The following story is told about the young Ba’al Shem Tov, known then as Eliezer.
As a youth, Eliezer was considered too ignorant to be any use but walk younger children to school. One day, as they walked through the forest, they were attacked by a terrible werewolf. Eliezer got the children through the forest safely and then he returned to the forest. He found the beast dying and, seeing its pain, he felt compassion.
As Eliezer knelt by the dying wolf, he saw that, from out of its mouth had come the very heart of the beast, and that it was still beating, albeit weakly. Eliezer reached down and took the still beating heart in his hand. That was when he realized that this wolf was more than a wolf, but the carrier of the very heart of the Deceiver himself, of Satan, the Fallen Angel. Eliezer knew that in his hand he held the center of all the darkness in the world. He knew also that all he had to do was squeeze hard and that Dark Heart could be destroyed and Sin removed from the hearts of men.

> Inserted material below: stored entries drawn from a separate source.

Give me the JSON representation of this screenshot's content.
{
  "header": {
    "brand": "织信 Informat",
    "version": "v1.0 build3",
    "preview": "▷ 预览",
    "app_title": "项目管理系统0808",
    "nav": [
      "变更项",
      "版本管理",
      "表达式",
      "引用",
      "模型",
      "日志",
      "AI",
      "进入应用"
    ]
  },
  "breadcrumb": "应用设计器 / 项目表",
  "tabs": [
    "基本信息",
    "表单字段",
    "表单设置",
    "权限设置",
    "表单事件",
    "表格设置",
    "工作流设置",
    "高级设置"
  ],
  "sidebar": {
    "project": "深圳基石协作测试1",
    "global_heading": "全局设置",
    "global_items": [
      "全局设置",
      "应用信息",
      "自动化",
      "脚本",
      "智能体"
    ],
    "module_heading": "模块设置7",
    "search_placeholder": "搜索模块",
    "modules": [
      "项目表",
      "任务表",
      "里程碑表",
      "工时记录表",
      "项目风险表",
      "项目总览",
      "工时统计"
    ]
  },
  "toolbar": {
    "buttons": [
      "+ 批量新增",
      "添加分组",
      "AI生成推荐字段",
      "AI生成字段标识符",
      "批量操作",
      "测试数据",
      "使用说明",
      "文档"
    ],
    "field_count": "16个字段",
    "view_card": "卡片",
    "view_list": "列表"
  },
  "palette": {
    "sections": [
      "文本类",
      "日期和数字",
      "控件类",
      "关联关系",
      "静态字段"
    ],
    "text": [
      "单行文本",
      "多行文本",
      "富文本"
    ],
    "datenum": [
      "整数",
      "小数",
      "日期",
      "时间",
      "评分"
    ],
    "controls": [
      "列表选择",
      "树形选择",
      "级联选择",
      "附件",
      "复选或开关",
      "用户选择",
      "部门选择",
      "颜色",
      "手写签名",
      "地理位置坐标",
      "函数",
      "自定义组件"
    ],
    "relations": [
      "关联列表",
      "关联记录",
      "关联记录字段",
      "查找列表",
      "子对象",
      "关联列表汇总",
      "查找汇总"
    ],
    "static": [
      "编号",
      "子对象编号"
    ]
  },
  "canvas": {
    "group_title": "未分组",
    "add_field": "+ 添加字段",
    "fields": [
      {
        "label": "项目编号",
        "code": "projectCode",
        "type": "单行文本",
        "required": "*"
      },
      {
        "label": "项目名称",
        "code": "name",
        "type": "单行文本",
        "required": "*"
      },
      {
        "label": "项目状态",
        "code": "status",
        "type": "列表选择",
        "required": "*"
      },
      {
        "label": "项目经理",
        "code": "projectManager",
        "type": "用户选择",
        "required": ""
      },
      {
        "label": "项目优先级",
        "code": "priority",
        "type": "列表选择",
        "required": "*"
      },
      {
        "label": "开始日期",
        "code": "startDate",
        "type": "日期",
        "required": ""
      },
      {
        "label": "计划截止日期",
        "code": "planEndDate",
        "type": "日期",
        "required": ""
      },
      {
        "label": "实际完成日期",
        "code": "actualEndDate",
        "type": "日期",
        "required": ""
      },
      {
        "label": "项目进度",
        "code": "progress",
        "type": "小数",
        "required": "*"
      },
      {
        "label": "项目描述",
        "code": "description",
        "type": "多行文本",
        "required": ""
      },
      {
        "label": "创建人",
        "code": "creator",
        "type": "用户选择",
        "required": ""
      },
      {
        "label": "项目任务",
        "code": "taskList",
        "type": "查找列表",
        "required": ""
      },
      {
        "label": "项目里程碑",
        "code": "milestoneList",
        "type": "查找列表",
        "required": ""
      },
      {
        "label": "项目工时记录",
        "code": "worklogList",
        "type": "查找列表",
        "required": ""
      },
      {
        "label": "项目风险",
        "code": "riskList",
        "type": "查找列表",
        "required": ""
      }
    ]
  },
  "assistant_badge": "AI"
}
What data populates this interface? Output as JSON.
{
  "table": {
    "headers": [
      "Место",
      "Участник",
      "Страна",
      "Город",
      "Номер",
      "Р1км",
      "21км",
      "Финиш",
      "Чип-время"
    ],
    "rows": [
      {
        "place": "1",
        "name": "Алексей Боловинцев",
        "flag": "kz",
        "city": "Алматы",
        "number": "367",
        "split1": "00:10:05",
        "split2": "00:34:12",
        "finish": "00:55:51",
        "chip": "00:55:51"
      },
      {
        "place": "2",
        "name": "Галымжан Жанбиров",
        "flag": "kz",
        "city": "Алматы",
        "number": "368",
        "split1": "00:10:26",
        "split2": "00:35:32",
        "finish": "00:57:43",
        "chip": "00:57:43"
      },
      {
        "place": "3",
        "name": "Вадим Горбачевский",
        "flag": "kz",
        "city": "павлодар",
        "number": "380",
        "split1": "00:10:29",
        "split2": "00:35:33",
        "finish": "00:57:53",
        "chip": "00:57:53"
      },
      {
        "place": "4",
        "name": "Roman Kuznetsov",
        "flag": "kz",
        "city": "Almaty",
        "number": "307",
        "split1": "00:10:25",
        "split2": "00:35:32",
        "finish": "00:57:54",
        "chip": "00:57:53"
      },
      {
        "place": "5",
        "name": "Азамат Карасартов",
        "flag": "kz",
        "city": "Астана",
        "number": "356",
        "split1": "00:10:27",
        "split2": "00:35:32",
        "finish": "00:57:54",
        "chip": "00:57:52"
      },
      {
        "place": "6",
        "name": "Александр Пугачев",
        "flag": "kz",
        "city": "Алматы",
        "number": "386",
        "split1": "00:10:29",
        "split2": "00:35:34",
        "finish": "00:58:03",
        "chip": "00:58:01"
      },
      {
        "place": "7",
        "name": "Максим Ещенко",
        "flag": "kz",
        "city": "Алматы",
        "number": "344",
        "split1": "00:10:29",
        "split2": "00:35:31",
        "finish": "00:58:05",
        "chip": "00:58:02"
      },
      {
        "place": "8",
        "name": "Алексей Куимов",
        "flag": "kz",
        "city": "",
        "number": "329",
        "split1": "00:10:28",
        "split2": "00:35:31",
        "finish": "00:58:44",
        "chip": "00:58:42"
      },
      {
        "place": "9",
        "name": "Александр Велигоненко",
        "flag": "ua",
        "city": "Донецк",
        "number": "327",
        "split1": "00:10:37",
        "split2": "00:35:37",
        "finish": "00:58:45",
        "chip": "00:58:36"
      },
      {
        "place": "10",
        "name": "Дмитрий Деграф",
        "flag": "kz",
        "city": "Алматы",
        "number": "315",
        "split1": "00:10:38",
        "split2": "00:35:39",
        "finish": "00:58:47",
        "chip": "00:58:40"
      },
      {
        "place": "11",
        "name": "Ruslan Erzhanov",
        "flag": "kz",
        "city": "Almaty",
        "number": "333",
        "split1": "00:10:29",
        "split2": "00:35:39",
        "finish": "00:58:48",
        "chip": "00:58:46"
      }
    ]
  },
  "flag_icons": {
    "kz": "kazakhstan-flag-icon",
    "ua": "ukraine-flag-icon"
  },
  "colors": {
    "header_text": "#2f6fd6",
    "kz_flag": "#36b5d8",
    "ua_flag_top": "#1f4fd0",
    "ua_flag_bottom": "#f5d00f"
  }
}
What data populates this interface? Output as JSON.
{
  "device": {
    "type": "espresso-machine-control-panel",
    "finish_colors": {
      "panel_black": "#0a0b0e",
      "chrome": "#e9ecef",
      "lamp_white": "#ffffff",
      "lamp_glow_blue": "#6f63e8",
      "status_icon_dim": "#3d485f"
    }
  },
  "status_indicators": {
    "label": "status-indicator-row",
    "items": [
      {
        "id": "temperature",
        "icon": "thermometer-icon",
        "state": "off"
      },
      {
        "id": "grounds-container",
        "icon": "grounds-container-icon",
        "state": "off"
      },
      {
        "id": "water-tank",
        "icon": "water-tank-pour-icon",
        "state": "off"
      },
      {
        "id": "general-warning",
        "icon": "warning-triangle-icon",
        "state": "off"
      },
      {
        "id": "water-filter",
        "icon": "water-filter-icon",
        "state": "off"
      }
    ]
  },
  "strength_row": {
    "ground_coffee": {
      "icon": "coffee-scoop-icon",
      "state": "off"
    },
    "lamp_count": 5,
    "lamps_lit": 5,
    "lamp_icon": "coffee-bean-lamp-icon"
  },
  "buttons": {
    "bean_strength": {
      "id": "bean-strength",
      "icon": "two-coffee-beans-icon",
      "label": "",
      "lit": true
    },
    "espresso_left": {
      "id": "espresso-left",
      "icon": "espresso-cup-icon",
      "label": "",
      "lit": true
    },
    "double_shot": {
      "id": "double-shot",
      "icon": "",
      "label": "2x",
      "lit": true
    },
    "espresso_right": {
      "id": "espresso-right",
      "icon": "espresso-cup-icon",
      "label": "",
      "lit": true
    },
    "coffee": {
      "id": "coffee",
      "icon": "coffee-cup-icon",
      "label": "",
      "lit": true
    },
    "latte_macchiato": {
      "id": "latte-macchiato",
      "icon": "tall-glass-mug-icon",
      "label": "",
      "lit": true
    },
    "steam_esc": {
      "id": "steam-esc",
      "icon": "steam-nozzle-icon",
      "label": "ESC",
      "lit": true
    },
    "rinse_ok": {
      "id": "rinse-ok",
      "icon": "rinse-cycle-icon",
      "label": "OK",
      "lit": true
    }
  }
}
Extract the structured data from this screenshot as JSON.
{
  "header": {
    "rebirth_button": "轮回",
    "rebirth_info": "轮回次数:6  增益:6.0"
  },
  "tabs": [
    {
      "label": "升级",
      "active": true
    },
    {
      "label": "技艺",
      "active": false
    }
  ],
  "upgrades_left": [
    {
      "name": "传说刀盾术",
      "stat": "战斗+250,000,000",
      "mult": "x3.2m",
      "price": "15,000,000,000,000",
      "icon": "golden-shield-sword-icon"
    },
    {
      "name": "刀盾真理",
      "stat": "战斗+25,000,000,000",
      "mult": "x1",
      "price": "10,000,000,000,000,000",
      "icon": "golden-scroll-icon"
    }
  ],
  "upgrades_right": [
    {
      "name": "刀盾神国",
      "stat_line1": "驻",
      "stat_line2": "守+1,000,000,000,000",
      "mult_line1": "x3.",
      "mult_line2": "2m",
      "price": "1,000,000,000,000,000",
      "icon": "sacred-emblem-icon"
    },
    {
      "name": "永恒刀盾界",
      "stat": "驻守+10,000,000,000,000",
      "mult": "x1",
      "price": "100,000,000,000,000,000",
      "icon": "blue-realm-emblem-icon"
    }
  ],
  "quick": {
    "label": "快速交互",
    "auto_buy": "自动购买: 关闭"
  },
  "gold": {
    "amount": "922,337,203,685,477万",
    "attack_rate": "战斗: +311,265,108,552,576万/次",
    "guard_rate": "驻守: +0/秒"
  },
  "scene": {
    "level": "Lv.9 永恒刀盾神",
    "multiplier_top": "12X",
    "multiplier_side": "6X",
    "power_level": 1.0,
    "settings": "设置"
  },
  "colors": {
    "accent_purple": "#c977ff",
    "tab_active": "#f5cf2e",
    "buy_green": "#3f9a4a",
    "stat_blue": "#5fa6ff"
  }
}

But as he held that Heart, and felt it beating, he looked deeply into it. What he saw moved him terribly. He saw that, mixed with the lies and secrets and silences commonly known as sin and that which masks sin, were the very real and poignant heartbreaks of life: fear, pain, desire, disappointment, and anger. He knew, not from book-learning certainly, but from the evidence of his own struggles, his own beating heart, and his prophetic closeness to God, that if he destroyed this Dark Heart, the fullness of the human experience, the magnificence of our struggle, and the very path of reconciliation with one another and with God, all this would also be disappeared from the earth.
Eliezer did not kill the Heart. Instead, he rescued it, burying it safely deep in the earth.
Eliezer knew that the Dark Heart was both and at once that which tears us apart from one another and what binds us together as truly human. Between those two outcomes are decisions: to choose love instead of hate; forgiveness over revenge; a good life filled with compassion over a resentful life filled with bitterness. This teaches us that those of us who have cast our lot together in families and friendships, neighborhoods, communities, temples, villages, and cities obligate ourselves to the following:
- To choose as often as we can love, forgiveness and compassion
- To help and teach each other to do the same, and,
- To understand and accept the simplicity and complexity of human fears, pain, and desire in ourselves and each other.
This wisdom is repeated all around us. I am reminded of the first episode of Upstairs Downstairs, in which the new parlor maid, Sarah, is caught by the other servants telling lies and stealing a chicken. She could be fired and turned over the police. Her life and prospects for a future would be over. Instead, the other servants in their compassion simply ask her to agree to the simple facts of her crimes. As Sarah becomes more and more dismayed by what she has done and why, the wise butler leans over and says in his deep, gentle voice, “You’re human, that’s all.”
May we all be this voice for one another.